Ce phénomène est accentué par les bulles de filtre, qui enchaînent les internautes à leur passion. Un fan du sport roi se voit logiquement proposer par les algorithmes du contenu footballistique. «Ça rajoute une incitation, confirme Antoine. Sur Facebook, j’ai quasiment que du foot. Quand tu vois tout ça, ça donne envie de suivre. Ce qui est difficile, c’est le tiraillement entre la conviction et le désir, un peu comme quelqu’un qui tente d’arrêter de fumer.»

Problème: les supporters n’ont pas de patch de nicotine à portée de main. «Il n’y a pas de produit de substitution à une Coupe du monde, contrairement au Nutella, qu’il est facile de remplacer, affirme Nicolas Hourcade, sociologue à l’École centrale de Lyon et spécialiste des supporters dans le football. La Coupe du monde est un produit unique.»
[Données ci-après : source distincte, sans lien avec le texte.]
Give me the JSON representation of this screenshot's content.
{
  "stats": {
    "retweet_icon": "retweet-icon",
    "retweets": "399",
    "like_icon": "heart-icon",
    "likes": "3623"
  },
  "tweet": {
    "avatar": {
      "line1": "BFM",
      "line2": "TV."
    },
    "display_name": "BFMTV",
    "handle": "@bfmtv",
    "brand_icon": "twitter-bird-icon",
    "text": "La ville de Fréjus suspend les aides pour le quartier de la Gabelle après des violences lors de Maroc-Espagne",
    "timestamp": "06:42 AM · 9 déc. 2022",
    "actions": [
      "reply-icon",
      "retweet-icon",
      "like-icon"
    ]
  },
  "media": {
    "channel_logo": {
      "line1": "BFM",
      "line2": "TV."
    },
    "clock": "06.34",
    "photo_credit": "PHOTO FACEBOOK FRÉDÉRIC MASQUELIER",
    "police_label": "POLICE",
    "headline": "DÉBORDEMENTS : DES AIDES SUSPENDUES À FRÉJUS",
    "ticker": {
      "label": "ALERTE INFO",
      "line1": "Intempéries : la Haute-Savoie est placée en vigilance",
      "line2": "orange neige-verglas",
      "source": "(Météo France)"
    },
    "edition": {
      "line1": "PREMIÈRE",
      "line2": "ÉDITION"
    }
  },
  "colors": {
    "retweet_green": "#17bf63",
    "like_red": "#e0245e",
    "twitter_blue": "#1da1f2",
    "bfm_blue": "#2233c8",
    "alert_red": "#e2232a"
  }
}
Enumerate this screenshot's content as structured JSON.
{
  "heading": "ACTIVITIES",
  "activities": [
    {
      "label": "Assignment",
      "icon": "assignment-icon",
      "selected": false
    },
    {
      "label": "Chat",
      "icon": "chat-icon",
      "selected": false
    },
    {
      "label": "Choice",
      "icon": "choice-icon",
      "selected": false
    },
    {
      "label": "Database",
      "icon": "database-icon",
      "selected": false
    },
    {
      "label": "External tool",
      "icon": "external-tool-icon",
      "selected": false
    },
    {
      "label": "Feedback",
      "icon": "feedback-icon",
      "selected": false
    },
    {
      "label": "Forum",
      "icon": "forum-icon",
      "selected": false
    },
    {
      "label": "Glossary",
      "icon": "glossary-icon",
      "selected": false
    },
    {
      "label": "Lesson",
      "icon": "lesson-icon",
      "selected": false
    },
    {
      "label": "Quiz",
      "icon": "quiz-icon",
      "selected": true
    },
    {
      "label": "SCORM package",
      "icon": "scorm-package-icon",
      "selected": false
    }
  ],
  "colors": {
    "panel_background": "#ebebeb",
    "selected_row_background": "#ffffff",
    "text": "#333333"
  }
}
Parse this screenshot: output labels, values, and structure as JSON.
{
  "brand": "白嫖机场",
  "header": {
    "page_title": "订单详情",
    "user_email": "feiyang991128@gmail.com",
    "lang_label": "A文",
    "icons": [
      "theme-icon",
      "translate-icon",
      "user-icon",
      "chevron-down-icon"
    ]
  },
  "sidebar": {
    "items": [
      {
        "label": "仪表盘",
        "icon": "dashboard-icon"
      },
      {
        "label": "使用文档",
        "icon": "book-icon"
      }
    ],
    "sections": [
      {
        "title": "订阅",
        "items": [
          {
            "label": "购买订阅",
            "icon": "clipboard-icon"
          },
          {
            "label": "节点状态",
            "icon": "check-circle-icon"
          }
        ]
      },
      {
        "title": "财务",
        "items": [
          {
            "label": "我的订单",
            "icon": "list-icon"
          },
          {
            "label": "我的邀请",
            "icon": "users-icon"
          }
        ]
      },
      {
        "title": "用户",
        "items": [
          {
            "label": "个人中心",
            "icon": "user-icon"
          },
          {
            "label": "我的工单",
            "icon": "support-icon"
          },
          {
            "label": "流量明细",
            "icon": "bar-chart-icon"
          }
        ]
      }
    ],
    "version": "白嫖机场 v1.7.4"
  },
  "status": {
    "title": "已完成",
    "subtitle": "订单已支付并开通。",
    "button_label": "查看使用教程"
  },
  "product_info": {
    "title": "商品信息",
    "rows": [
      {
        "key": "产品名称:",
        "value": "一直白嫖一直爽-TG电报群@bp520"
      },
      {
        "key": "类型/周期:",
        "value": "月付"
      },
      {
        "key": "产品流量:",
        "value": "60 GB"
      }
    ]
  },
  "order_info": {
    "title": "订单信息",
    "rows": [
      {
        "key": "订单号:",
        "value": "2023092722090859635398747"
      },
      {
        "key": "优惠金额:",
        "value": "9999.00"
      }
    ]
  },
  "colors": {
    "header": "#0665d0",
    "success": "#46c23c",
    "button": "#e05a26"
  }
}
L’échec d’un boycott massif raconte une histoire du football: celle d’un sport populaire qui met de plus en plus ses amateurs face à des mutations qu’ils n’ont pas toujours désirées. Fonds d’investissement de plus en plus présents dans les clubs, transferts faramineux… Les aficionados du ballon rond subissent une financiarisation de leur sport qu’ils n’ont pas choisie et avec laquelle ils ne sont pas nécessairement d’accord. «La FIFA peut compter sur la force de l’événement, poursuit le chercheur. C’est un peu sur cela que le monde du foot tient: il se transforme en espérant que les fans suivent.»

Il arrive parfois que les supporters ne suivent pas, comme lors de l’annonce de la création d’une ligue européenne fermée, la Super Ligue, en avril 2021. Mais contrairement à la compétition qatarie soutenue par la FIFA, ce mouvement de révolte avait des relais dans les clubs et au sein d’une institution majeure du football, l’UEFA. «C’est ce qui manquait en France: la Fédération française de football a été particulièrement peu impliquée sur le plan politique, d’une manière embarrassante», regrette Nicolas Hourcade.

Le mouvement de contestation manque en effet de soutiens de la part des institutions, aux abonnés absents pour se faire le relais d’un boycott. Et si quelques élus politiques réclament un boycott diplomatique, le président de la République a insisté sur le fait de ne «pas politiser le sport».

Malgré tout, l’universitaire s’interroge: si la France gagne la Coupe du monde, retrouvera-t-on l’insouciance de 1998 et de 2018, avec envahissement des Champs-Élysées, ou est-ce que les Français auront une certaine retenue dans leur célébration? Réponse dans quelques jours… si les Bleus poursuivent leur lancée.